Langwasser is a Stadtteil in the southeast of the German city of Nuremberg. It was developed as a prototype of the satellite town concept in the 1960s and is primarily a suburban residential area. The name Langwasser (translation: 'long water') comes from a small stream bordering the area on its eastern edge.

==Location==
Langwasser is located in the southeastern area of the German city of Nuremberg and is part of the statistical area Südöstliche Außenstadt.

==History==
At the beginning of the 20th century, the area that would become Langwasser was heavily wooded and part of the forest and former imperial estate of Nürnberger Reichswald. After devastating forest fires between 1917 and 1919, the area was cleared and used for farming.

===Nazi era===
Prior to World War II, the area that had been cleared by fire became an important site for the Nazi movement. Beginning in 1934, it was the site of various tent cities and encampments. The area originally housed a tent encampment of the Reich Labor Service (RAD) and later the Hitler Youth (HJ). Permanent camps for the SS, SA, HJ, and RAD were built near the Nuremberg rally grounds. The Langwasser camp, with space for 200,000, was the largest. At the outbreak of World War II, party rallies ceased, and the compound was converted into a prisoner-of-war camp known as Stalag XIII-D, which housed up to 150,000 prisoners until closing in 1940. In this camp, during August 1940, prisoners of war celebrated a "special Olympics" called International Prisoner-of-War Olympic Games, in which captives from Belgium, France, Great Britain, Norway, Poland, Russia, and Yugoslavia took part. United States military records report that 6,676 American POWs were transferred there late in the war.

===Post-war period===

The history of Langwasser as a district begins after the Second World War, in 1949. For ten years, the area was a mixture of refugee camps and temporary housing developments. Construction of the first permanent housing developments did not begin until the 1950s. Many German refugees from Silesia and the Sudetenland made Langwasser their new home.

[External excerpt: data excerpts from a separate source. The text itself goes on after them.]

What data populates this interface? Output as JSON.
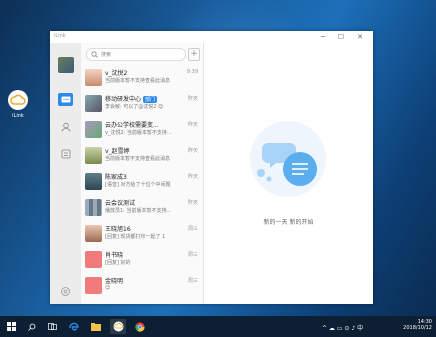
{
  "desktop": {
    "shortcut_label": "iLink"
  },
  "window": {
    "title": "iLink",
    "controls": {
      "minimize": "─",
      "maximize": "☐",
      "close": "✕"
    },
    "search_placeholder": "搜索",
    "add_label": "+",
    "conversations": [
      {
        "name": "v_沈悦2",
        "preview": "当前版本暂不支持查看此消息",
        "time": "9:39",
        "avatar": "photo"
      },
      {
        "name": "移动研发中心",
        "badge": "部门",
        "preview": "李会敏: 可以了@沈悦2 😊",
        "time": "昨天",
        "avatar": "team"
      },
      {
        "name": "云办公学校需要变...",
        "preview": "v_沈悦2: 当前版本暂不支持...",
        "time": "昨天",
        "avatar": "photo2"
      },
      {
        "name": "v_赵雪婷",
        "preview": "当前版本暂不支持查看此消息",
        "time": "昨天",
        "avatar": "photo3"
      },
      {
        "name": "陈家成3",
        "preview": "[语音] 对方给了十位个中间题",
        "time": "昨天",
        "avatar": "photo4"
      },
      {
        "name": "云会议测试",
        "preview": "播放员1: 当前版本暂不支持...",
        "time": "昨天",
        "avatar": "grid"
      },
      {
        "name": "王晓旭16",
        "preview": "[回复] 现货都打印一起了 1",
        "time": "周三",
        "avatar": "photo5"
      },
      {
        "name": "肖书晓",
        "preview": "[回复] 好的",
        "time": "周三",
        "avatar": "red"
      },
      {
        "name": "金晓明",
        "preview": "😊",
        "time": "周三",
        "avatar": "red"
      }
    ],
    "welcome_text": "新的一天 新的开始"
  },
  "taskbar": {
    "time": "14:30",
    "date": "2018/10/12",
    "tray_icons": "^ ☁ ▭ ⊙ ♪ 中"
  },
  "colors": {
    "accent": "#2b8ae8",
    "taskbar": "#0c1f33",
    "desktop": "#1a5fa0"
  }
}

The facilities were used as an internment camp by the US occupation army. During the Nuremberg trials, 21 witnesses—members of the SS—were moved from the Palace of Justice to the camp, on 17 July 1946.

===Modern era===

The modern history of Langwasser begins with the decision of the city of Nuremberg to develop a planned community in the area, marketed with the slogan "living in the country". An architectural competition was held in 1956, with construction beginning the following year. It was not fully completed until the 1990s.

==Public transportation==
Langwasser is served by the Nuremberg U-Bahn, on the U1 line. The line terminal, Langwasser Süd, is one of five different U1 stations in the Stadtteil.